Kids are different-- there’s no “one size fits all” approach to parenting.
There’s also different approaches that are appropriate for different ages. A kid’s ability at 4 =/= 6 =/= 8. They may be perfectly reasonable about X for years, and then all of a sudden, X becomes an issue. X may be a particular food, or hair-washing, or going to bed quietly, or a particular set of manners over something, or whatever… but they develop and regress.

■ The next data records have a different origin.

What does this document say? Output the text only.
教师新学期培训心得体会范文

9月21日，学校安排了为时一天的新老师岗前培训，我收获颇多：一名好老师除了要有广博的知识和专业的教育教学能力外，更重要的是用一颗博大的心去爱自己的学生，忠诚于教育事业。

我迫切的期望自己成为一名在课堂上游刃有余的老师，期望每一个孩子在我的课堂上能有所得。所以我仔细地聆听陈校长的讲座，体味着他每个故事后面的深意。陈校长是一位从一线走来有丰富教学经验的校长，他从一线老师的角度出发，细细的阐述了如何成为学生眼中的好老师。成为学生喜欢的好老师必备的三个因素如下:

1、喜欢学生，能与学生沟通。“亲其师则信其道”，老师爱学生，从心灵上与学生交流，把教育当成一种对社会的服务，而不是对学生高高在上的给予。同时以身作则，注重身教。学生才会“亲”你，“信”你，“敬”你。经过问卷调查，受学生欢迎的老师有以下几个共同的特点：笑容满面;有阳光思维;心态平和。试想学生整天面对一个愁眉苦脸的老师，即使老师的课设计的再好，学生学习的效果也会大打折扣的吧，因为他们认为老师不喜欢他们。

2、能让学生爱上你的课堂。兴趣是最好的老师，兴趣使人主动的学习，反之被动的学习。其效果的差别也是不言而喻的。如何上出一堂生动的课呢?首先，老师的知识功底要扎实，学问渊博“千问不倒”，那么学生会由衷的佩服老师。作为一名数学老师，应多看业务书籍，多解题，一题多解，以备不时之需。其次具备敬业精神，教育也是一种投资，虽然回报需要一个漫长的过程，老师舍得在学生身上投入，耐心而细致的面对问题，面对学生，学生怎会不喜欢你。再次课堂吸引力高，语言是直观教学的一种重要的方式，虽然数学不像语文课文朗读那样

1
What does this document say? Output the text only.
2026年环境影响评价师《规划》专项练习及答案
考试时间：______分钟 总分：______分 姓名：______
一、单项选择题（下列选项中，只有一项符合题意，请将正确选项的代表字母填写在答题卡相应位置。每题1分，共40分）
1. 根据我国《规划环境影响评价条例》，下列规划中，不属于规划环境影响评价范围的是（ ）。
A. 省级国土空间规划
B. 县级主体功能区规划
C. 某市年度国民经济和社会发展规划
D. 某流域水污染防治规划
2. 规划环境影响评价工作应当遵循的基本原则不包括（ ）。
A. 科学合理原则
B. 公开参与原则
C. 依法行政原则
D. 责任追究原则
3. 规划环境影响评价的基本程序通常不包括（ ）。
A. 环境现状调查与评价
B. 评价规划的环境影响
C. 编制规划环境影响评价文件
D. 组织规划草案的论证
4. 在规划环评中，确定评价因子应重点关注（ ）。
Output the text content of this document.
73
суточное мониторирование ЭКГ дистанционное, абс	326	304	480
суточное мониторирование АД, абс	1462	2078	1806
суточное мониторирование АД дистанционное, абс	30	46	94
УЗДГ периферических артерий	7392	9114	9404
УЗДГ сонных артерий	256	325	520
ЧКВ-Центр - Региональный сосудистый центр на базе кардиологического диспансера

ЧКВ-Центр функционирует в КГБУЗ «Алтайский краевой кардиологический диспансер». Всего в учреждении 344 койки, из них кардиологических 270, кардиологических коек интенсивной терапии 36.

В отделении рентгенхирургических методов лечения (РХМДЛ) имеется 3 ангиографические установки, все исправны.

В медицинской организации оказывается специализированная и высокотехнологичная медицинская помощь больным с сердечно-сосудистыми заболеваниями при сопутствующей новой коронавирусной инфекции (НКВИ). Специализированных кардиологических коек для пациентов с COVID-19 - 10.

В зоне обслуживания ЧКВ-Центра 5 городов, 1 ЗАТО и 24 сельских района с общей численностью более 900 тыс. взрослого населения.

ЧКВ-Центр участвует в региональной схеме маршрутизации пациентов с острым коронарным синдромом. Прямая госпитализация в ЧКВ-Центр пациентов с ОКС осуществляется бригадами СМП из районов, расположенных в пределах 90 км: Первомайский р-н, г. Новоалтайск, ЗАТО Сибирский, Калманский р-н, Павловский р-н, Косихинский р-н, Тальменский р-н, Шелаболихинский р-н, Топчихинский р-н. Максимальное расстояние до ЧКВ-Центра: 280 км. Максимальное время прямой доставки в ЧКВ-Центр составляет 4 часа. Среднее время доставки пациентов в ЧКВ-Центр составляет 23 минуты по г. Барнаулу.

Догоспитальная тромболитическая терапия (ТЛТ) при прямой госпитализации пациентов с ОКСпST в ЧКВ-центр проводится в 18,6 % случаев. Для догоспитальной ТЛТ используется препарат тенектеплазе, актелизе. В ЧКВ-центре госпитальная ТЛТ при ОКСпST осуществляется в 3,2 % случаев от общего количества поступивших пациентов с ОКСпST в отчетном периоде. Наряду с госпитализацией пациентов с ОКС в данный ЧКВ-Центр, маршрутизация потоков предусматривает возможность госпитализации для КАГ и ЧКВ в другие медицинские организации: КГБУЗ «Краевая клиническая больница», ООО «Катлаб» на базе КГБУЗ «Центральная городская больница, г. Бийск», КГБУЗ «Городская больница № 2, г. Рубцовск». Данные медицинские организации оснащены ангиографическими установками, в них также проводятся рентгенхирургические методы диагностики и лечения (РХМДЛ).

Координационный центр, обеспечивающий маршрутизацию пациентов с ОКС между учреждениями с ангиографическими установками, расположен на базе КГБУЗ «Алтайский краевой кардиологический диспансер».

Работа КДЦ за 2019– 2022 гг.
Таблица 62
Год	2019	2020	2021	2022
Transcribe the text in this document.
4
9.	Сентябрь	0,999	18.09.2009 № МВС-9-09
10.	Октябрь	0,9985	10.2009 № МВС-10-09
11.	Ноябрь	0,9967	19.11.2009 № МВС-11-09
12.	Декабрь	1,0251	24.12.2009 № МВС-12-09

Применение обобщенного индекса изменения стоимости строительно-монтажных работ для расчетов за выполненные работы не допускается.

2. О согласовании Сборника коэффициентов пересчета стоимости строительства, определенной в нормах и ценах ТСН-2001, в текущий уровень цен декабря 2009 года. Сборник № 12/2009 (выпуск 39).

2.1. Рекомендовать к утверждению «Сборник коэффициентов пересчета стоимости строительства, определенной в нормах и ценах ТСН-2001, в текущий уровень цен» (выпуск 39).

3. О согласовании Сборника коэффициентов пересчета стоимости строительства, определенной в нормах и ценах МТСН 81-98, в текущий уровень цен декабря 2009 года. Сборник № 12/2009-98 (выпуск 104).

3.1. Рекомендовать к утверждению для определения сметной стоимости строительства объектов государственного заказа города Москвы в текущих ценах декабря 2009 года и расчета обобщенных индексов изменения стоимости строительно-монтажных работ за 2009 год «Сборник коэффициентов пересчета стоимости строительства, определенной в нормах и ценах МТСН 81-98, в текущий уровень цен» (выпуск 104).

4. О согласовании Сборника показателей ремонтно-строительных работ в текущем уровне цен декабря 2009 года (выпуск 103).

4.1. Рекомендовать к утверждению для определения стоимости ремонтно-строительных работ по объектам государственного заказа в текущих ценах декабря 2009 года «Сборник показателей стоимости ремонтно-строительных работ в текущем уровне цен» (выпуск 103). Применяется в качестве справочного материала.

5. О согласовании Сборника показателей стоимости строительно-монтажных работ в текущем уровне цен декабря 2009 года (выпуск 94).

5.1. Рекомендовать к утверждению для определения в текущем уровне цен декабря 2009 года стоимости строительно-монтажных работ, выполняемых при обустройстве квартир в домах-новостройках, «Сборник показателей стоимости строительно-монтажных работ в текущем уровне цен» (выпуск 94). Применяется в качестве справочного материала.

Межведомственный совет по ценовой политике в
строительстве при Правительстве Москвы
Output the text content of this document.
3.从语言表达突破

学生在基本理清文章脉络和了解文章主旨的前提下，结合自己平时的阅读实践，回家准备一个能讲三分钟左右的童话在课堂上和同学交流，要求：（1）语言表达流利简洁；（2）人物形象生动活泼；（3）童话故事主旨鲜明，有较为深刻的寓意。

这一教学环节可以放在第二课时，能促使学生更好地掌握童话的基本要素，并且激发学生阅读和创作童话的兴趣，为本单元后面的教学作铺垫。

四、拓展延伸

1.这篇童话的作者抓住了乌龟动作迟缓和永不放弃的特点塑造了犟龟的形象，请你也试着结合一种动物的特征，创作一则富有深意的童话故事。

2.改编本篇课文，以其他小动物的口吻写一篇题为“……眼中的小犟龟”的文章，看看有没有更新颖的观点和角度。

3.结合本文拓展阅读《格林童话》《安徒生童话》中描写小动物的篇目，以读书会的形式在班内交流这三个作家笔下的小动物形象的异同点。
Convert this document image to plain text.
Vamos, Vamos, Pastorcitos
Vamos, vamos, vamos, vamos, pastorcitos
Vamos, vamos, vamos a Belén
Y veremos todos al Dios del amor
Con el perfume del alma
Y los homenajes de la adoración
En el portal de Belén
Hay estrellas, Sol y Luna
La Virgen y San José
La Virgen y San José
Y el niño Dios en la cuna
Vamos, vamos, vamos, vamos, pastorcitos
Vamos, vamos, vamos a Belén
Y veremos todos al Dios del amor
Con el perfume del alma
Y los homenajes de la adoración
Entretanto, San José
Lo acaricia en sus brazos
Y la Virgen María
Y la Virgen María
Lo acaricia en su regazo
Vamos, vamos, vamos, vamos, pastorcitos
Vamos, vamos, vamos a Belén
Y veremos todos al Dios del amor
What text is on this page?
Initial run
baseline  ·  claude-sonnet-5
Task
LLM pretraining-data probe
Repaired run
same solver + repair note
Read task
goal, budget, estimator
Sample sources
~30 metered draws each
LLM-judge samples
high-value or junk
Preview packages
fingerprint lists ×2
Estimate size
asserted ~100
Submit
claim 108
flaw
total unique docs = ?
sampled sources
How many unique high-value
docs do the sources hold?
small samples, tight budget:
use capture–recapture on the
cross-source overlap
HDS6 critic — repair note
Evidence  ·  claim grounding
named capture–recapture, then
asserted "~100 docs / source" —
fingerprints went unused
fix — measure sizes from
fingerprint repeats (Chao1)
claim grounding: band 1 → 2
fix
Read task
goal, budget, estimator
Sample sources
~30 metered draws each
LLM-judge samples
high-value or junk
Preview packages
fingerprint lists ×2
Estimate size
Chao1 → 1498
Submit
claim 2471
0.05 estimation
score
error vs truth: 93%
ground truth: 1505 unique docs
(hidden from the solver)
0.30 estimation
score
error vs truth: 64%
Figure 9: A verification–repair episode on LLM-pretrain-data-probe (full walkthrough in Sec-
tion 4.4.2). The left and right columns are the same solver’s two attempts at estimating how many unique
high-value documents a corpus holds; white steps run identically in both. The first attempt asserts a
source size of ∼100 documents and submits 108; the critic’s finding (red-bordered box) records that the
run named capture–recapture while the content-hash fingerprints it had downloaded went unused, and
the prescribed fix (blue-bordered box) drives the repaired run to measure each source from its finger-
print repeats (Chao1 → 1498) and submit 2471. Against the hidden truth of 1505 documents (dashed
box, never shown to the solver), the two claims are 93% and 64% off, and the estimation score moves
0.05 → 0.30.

I remember with my first, I had a little bassinet, which he hated. (I had no clue newborns had opinions.) He also liked waking up to eat at night. Since I was nursing him, he ended up sleeping in bed with us. (Yes, I know, against all billboard advice!) When he got a little older, we tried moving him to a crib in another room. We tried doing the cry-it-out method… and it absolutely shattered his confidence. Rather than being the independent, confident, happy little guy that he had been, it turned him into a clingy, subdued, sad little guy. So we ended up abandoning that approach for the time being, because I wasn’t willing to do what it took to make that approach work.
I was subbing for high school, and the kids were chatting while working on a project, and the subject came up of sleeping with your parents. And our of the six high school kids, maybe three or four of them (all guys) still slept in the same bed as their parents (divorced dads).
DH has a coworker, and she has her 2nd? 3rd? grader still sleeping in bed with her.
So, yeah, just because you allow your baby to sleep in your bed pre-weaning doesn’t mean that you never get to kick them out into their own bed later. But don’t make up an arbitrary rule-of-thumb like, “Our kid will never sleep in our bed!” if you happen to discover that, “Hey, it’s easier on my sleep patterns to do it this way and not that way, and I function better in the morning, because it interrupts everyone’s sleep a little less.”
DH deals with abused/assaulted kids. After he reacted critically to the way I handled a certain situation, it made me very self-conscious about disciplining the kids in front of him, because I don’t want him to associate my parenting skills with stuff he deals with at work. So because of that, he ended up being the physical disciplinarian-- which he thought wasn’t fair that I was always making him play the heavy-- and for too long, I was the try-to-talk-it-out-and-make-them-understand-why-what-I’m-asking-is-a-reasonable-request. When a butt smack would have been more in order.
They ended up perceiving me as safe to ignore, and they ended up taking him seriously. Both of us were raised with physical discipline, and I never expected it to be an issue… until I got that negative feedback with the way I handled X, and then I erred in the other direction, trying to adjust into the kind of parent I thought he wanted me to be. But until we actually talked about it, the kind of parent I thought he wanted me to be was even worse than the kind of parent I was on my own. But you don’t parent in a vacuum— you’re always conscious of the other parent’s approval/disapproval.